The Pacific Maritime Association has filed an unfair labor practices grievance against local dockworkers for their refusal to complete implementation of an automated dispatch system.

The PMA, which represents major shipping lines, charged that the International Longshore and Warehouse Union Local 13, which represents 6,000 dockworkers at the Los Angeles and Long Beach ports, refused to implement the third and final phase of the system designed to enhance job efficiency.

The equipment is designed to expediently issue dock assignments for longshoremen, notifying them what time and place they are to work that day.

Under the decades-old current system, workers' assignments are written out by hand on a chalkboard at the dispatch hall.
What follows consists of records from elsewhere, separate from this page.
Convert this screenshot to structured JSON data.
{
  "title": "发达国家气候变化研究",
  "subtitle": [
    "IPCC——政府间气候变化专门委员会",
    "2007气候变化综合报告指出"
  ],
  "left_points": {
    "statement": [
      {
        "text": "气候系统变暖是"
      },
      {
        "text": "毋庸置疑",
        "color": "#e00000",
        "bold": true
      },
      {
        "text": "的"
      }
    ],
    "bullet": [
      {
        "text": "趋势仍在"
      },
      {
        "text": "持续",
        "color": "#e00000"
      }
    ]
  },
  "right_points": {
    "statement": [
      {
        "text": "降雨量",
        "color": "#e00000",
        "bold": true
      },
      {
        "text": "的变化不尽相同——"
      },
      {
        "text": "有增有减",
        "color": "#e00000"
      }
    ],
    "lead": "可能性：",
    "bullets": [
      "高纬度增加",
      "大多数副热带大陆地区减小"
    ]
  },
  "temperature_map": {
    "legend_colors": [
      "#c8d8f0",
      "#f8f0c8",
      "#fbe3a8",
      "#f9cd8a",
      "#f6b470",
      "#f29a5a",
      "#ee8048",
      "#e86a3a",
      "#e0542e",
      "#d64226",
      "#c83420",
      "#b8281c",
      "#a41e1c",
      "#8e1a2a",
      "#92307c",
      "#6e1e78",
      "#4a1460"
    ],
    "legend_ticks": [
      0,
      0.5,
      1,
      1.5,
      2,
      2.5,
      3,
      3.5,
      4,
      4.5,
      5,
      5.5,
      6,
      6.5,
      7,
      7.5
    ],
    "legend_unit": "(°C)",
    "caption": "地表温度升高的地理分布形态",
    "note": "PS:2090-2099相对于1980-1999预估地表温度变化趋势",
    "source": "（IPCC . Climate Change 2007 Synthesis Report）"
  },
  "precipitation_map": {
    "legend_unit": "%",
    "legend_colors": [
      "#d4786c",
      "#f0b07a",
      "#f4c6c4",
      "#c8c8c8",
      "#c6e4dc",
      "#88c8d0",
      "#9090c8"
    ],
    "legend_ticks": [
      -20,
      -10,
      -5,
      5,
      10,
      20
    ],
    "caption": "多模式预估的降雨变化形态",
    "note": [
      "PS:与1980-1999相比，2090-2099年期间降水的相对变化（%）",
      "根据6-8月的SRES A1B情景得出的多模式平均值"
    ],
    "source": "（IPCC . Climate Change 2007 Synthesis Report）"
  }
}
The time-consuming process often causes workers to arrive an hour or more late to the terminals.

Although the union voted down implementation by a 2-to-1 margin in 1999, arbitrator John Pandora sided with the PMA's appeal of the vote last summer and ordered the system installed.

"The union is not following through with the arbitrator's decision," said PMA spokeswoman Abbie Granger, on why the grievance was filed. "Clearly it would improve efficiency and get more people to work on time."

Local 13 claims that it can't complete installation of the system until certain issues are resolved, such as how many electronic screens and dispatch windows would be open daily.

But George Cunningham, an industry analyst, called the union's stance a smokescreen to get back at the PMA for rejecting David Arian, a former Local 13 and ILWU president, as the new arbitrator to replace Pandora, who died a few months ago.

"(Arian) was a very militant union official," said Cunningham. "The employers (represented by PMA) don't have a level of comfort with Arian as an arbitrator helping to settle disputes between the two sides."

Arbitrators are called to the waterfront to settle labor disputes that result in a work stoppage. Because both sides must agree on who the arbitrator will be, decisions by arbitrators are nearly always abided by the entity he rules against.

No date for the grievance hearing has been set.

Local 13 President Ramon Ponce de Leon and Secretary-Treasurer George Lujan did not return repeated calls made to their office.

The PMA has yet to nominate its choice for Pandora's replacement.

Technological advances such as the automated system are expected to emerge as a central bargaining issue in the next contract negotiations, which PMA President Joe Miniace wants to initiate as soon as possible, even through the union's current three-year contract doesn't expire until July 1, 2002. Union members fear that technological advances might ultimately reduce the number of future job openings.

Cunningham said the current automated-system dispute is unlikely to affect how soon contract negotiations begin because the union does not want to enter into early negotiations anyway.

Delaying talks would enhance the union's bargaining position, he said.